Newbie: Common FEDERATION support, privacy, DMs and other non-obvious things

As someone who has only immersed myself in ActivityPub specs and source code for two months, I can start to see the basic common outlines of what AP servers do, and why therefore there is such a thing as the Fediverse. But it’s becoming more and more clear that AP is a garden with so many different flowers in it, each one with its own scents and colors.
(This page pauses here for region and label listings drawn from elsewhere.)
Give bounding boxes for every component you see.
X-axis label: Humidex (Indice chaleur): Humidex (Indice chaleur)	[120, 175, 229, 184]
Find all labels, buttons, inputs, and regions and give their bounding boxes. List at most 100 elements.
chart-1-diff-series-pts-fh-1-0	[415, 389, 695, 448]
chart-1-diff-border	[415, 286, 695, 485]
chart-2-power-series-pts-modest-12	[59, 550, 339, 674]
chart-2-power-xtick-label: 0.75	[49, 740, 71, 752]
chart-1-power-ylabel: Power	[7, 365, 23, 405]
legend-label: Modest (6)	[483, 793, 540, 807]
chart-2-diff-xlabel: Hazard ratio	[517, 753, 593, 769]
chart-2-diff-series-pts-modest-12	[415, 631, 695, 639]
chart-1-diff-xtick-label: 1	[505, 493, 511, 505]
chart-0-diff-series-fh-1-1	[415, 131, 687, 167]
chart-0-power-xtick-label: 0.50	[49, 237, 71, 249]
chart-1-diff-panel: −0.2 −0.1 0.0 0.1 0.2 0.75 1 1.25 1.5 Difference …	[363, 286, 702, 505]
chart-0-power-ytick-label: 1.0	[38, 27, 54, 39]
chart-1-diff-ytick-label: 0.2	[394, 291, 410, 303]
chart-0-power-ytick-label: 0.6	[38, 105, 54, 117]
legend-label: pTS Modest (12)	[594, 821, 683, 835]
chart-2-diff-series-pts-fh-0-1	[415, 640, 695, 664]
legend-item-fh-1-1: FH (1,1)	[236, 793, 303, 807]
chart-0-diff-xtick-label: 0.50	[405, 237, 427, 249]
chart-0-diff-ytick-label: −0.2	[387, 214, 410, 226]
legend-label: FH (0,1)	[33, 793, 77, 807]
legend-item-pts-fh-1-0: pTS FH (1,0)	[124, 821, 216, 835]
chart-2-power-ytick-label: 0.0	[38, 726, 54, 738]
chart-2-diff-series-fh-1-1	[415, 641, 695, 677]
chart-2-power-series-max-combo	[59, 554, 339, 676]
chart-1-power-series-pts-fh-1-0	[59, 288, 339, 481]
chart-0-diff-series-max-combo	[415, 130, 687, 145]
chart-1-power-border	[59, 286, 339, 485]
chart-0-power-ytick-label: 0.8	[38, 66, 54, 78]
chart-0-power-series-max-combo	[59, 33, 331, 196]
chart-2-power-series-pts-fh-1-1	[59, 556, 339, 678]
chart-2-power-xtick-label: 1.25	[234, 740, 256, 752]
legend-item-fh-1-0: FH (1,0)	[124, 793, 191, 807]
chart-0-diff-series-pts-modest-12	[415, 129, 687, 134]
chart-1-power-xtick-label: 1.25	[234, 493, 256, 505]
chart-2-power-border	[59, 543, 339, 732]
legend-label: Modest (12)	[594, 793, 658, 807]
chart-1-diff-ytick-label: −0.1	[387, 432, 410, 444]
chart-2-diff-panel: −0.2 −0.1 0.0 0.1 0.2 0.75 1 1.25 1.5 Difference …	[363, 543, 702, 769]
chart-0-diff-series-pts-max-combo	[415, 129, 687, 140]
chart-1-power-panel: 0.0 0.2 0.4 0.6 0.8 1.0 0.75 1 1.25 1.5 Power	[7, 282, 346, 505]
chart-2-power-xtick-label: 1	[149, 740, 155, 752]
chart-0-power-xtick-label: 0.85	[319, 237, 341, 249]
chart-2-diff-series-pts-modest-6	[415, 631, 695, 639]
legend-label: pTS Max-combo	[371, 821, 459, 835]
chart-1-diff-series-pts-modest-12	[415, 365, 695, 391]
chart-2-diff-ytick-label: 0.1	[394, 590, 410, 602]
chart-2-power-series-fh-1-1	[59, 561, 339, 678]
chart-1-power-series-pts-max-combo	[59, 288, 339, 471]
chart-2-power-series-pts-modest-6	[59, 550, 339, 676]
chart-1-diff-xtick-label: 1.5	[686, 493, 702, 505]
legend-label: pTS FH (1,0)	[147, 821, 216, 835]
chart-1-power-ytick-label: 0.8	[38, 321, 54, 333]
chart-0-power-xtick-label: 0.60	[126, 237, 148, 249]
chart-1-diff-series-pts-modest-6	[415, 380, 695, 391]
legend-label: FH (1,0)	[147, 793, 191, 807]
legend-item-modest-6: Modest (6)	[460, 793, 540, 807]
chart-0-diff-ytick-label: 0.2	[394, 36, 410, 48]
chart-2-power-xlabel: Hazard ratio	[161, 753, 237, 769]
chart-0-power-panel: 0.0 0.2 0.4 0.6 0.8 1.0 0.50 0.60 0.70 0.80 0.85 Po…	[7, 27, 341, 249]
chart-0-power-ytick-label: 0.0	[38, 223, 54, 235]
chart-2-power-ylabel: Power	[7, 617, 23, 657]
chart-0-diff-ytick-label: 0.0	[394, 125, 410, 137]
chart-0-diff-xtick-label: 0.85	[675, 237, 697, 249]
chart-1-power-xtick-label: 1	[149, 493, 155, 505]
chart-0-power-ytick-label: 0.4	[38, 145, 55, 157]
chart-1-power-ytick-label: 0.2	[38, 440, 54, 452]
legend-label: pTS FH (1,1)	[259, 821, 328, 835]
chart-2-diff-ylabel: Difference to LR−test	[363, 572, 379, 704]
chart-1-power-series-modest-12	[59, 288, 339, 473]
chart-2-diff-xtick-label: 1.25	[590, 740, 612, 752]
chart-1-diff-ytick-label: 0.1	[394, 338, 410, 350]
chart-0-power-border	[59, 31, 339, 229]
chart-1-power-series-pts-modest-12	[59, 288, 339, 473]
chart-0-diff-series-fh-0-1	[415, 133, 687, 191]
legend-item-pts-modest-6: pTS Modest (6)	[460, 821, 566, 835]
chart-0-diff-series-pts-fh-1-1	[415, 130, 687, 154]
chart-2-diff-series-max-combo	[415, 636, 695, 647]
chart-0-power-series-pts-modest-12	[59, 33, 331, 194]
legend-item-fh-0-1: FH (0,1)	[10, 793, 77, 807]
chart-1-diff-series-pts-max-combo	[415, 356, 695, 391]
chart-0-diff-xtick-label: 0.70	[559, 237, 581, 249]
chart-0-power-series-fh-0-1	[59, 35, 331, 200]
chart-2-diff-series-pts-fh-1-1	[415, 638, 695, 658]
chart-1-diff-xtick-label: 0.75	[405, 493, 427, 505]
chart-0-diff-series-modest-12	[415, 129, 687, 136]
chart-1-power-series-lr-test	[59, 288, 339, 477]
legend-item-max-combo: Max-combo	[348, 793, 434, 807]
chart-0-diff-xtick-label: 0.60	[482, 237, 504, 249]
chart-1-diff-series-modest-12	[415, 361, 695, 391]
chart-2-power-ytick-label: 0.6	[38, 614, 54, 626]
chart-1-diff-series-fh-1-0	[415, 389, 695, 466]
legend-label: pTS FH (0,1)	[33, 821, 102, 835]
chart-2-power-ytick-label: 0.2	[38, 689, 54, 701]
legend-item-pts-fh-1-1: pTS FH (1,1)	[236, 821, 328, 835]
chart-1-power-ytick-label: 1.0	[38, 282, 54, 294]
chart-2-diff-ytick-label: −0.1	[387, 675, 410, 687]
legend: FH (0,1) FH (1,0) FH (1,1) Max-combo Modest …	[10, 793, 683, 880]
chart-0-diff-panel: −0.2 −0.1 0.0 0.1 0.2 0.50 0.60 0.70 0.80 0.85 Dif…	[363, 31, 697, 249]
I guess at the outset (back in 2016-17) the few applications then attempted to include a FEDERATION.md file explaining which activities each would support, any extensions to the AS vocabulary each would add, and some other details. I was only able to find three of these, for Zap, Tavern, and Mastodon. I guess current implementers don’t feel the need for it. But there is useful information in there. In Zap’s FEDERATION, for example:

The Zot permission system has years of historical use and is different than and the reverse of the typical ActivityPub project. We consider ‘Follow’ to be an anti-pattern which encourages pseudo anonymous stalking. A Follow activity by an actor on this project typically means the actor on this project will send activities to the recipient. It may also confer other permissions. Accept/Follow usually provides permission to receive content from the referenced actor, depending on their privacy settings.

It’s hard for someone new attempting to implement a server to figure out if there are any very commonly used assumptions about addressing, which core activities you really should support and which are not that important, etc.

Without having to dig through the source code of 5 to 10 of the biggest servers, I have a lot of questions about privacy and distribution. I have looked through FEPs and read some of the discussions here about the various ways to implement true “direct messages” and I guess some standards are becoming clearer there. But I guess the Fediverse will always be a place where each server can do what it wants (with the result being varying degrees of interoperability).

It seems to me that a user’s expectation of a level of privacy needs to be a global concern. So here’s one example of a question I don’t find trivial (maybe the answer is obvious): Do most servers implement the filtering of items in standard collections (“Outbox”, “Liked”, “Shares”) based on the contained objects’ “to”, etc, addresses, or are these in general considered public? The spec says these collections

MAY be filtered on privileges of an authenticated user or as appropriate when no authentication is given.

I think the confusion here might be in the way the spec is worded—you should never display non-public activities to in the outbox unless authentication is implemented. Unfortunately, consensus for the type and nature of that authentication wasn’t established before the spec was released, so it was left open for later extension and improvement. That’s why you’ll see references to authentication and authorization primarily left as MAYs in the spec, because it wasn’t certain at all whether authentication would be possible across different servers.

In fact, here is the language for the Outbox collection, which is even stronger:

The outbox stream contains activities the user has published, subject to the ability of the requestor to retrieve the activity (that is, the contents of the outbox are filtered by the permissions of the person reading it). If a user submits a request without Authorization the server should respond with all of the Public posts.

So you can see here that only public activities should be displayed. The other collections (likes, shares, following and followers) have the separate MAY language. The only one I could see that language being confusing for is likes and shares—I don’t think any responsible implementor would consider it optional to hide a private Announce from the shares collection, but because the spec doesn’t require you to implement authorization, it’s still a MAY to show them if the user is authorized.

Most (all?) existing implementations support HTTP Signatures for authentication, based on the publicKey property of the actor. However, probably only some implementations use that authentication for outbox requests. This is because the primary focus of implementation work has been on the server-to-server aspect of the protocol, which doesn’t necessarily rely on outboxes to function. Again though, even if Authorization isn’t implemented, that just means that only as:Public posts will be returned.

As a newcomer I can relate to this (on the history of implementations of Groups):

Ad-hoc Interoperability will likely further increase over time, and the ecosystem will become more unattractive for newcomers .

Thanks for the clarification. Here’s another Q: can an Update change the visibility of a previously address-restricted object? I guess it could.

That’s an interesting question. It comes down ultimately to how you interpret the “delivery” sections of the spec. I think it’s fair to say that by a strict and precise reading of the spec, the decision to add a post to a user’s inbox is made once the post is delivered to that inbox (or to the sharedInbox) by the originating server, and that subsequent updates to the to or cc property can’t retroactively change that delivery. But in practice I would expect most implementations would want to add support for Updates of that nature.

One more subtlety. Say I allow users to maintain their own arbitrary collections of objects. When a user posts an “Add” activity and references an object by its id (rather than the full content), what should control the visibility of that object to others–the original audience of the object (which could be obtained by dereferencing it); or just the audience specified in the “Add” activity; or a union of the two (as is specified to be done for a “Create” activity).

Unless the visibility of the original object is maintained, this is kind of like the situation where someone emails others with the contents of a letter that was presumed to be private by the author). But ultimately I guess social networks have no guarantee of privacy, unless messages are end-to-end encrypted.